На что мне подарили кувшинчик с вонючим маслом, связку смердящих овощей и деревянные бусы.
– Ой, спасибо! – расцвела я. – Так приятно получать незапланированные подарки. – И пробовала на зуб бусы.
И тогда мне подарили еще медальон, свиток с корявыми надписями и феску.
– А что? – засмущался мужчина, пожертвовавший мне головной убор. – Мама всегда говорила: это единственное, что сохраняет мою голову.
Меня это признание так растрогало, что я пообещала:
– Я теперь всегда буду носить ее у сердца! – И прижала феску к груди. – Ни у кого второй не завалялось? Для пары?
Мужчины пожадничали и не дали.
– Ну и ладно, – не стала капризничать я, наслаждаясь поездкой по саду.
Меня выкатили за ворота, где нас ожидали странные, на мой неискушенный взгляд, личности. Я бы им даже завязку от кошелька не доверила, не то что себя. Но меня спросить о том забыли, когда передавали с рук на руки. Пришлось известить всех самой.
– Красавчики! – позвала я чумазых личностей неопределенного возраста в живописных лохмотьях. – Со мной можно нажить только кучу неприятностей. И если в этом вы находите определенное удовольствие, тогда мы, возможно, сработаемся…

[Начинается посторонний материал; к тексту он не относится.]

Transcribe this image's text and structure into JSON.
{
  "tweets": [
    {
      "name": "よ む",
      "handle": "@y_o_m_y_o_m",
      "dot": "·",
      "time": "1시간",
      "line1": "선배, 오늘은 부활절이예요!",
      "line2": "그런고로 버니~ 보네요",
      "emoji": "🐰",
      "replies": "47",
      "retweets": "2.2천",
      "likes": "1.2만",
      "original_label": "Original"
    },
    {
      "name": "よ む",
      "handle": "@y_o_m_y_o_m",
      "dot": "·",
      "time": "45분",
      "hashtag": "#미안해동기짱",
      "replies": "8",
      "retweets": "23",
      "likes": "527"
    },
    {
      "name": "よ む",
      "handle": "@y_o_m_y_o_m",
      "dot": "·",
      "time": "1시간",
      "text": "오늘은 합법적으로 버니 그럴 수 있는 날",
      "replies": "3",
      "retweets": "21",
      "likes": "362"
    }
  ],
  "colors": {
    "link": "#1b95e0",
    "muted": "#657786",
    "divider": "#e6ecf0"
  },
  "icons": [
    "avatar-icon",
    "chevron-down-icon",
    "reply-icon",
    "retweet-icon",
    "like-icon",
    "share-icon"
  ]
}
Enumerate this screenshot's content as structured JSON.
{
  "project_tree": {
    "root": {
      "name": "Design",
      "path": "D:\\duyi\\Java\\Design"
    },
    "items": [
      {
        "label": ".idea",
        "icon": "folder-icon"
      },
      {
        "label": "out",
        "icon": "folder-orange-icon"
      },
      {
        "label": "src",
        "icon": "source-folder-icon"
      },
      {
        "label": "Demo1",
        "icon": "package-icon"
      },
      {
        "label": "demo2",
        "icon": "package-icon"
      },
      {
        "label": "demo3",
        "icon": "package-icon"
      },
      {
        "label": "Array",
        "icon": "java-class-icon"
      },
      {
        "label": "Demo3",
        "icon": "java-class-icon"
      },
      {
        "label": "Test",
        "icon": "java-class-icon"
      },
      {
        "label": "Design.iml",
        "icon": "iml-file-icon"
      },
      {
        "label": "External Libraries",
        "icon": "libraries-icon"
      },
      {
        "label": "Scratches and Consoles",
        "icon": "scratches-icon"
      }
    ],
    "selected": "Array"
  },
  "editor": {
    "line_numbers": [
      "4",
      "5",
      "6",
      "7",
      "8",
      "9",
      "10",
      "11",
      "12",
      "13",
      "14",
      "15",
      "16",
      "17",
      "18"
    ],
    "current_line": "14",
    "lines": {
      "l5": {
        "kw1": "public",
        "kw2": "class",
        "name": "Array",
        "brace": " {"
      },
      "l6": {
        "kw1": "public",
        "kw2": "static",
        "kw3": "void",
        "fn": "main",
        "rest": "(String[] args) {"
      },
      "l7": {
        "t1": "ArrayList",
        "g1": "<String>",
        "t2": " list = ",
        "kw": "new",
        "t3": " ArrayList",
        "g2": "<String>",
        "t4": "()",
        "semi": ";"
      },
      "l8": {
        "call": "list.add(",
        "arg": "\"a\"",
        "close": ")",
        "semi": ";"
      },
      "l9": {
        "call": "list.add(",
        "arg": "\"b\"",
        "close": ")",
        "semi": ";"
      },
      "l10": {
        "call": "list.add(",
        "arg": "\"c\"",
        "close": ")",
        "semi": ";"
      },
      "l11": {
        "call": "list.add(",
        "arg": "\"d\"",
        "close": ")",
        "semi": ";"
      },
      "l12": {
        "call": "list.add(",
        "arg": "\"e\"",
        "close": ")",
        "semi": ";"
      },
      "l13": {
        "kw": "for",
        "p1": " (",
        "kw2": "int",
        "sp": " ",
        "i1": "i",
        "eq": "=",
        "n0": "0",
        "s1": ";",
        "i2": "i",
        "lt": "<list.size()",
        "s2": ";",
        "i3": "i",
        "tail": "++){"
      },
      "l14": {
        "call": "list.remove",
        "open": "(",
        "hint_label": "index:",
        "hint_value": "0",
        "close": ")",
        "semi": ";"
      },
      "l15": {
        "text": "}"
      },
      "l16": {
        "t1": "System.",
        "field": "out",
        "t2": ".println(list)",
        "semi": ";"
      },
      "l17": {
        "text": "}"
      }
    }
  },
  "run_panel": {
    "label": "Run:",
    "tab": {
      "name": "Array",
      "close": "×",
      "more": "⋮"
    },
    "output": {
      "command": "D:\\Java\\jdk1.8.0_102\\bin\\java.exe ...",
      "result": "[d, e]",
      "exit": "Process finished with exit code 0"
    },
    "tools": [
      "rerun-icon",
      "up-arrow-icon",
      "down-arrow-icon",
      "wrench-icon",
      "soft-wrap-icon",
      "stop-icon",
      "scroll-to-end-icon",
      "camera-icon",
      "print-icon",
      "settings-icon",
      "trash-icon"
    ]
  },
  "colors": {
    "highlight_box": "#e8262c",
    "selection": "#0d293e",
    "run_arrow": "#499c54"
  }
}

– Молчи, женщина! – рявкнул главарь, страдающий отсутствием передних зубов. – Твое место в клетке!
– А ваше? – полюбопытствовала я, чтобы прояснить ситуацию.
– А наше здесь! – подбоченился главарь, передавая нукерам тощий кошелек.
– Тогда я лучше тут посижу! – поспешно согласилась я, усматривая ползающих по новым знакомцам вшей.
– Забирайте девку, – разрешили нукеры. – Только мы сейчас оружие свое достанем…
– Как вы вообще умудрились его девчонке отдать? – полюбопытствовала одна из немытых личностей.
– На хранение сдали, – буркнул начальник, отпирая клетку.
– Вечное, – вцепилась я в дверцу. Радостно объявила: – Все, что мне в руки попало, то навсегда пропало! Свойство всего женского рода!
– Отдай! – взъярились стражники, вцепившись в дверь со своей стороны. – Это наше!
– Мое! – непоколебимо стояла я на уже своем оружии.
– Счас получишь! – пригрозил мне один из нукеров, засучивая рукава рубахи.
– Еще? – обрадовалась я всеми фибрами души, склонной к металлу.
– Быстро давай сюда! – Дверца клетки тряслась не на шутку.
Я поняла, что имею перевес в численности противника, и быстро-быстро начала обгладывать ближайшую ко мне саблю.
Все остолбенели.
Спустя пять сабель и два разрыва сердца…
– Мы ее не возьмем! – категорически отреклись от меня немытые личности, плюясь почище своих верблюдов и ругаясь на чем свет стоит. – Она нам не подходит!
– У нас договор! – чуть не рыдал начальник стражи, с неописуемой скорбью во взоре держа в руках голую рукоять своей любимой сабли. Этим наличие сабли полностью исчерпывалась, сохранилась одна несъедобная рукоять.
И чего там жалеть, спрашивается? Одно название. Сталь была дешевенькая, некачественная. На один укус.
– Нам ее не прокормить! – пояснили немытые личности и тихо смылись, оставив меня со стражей наедине.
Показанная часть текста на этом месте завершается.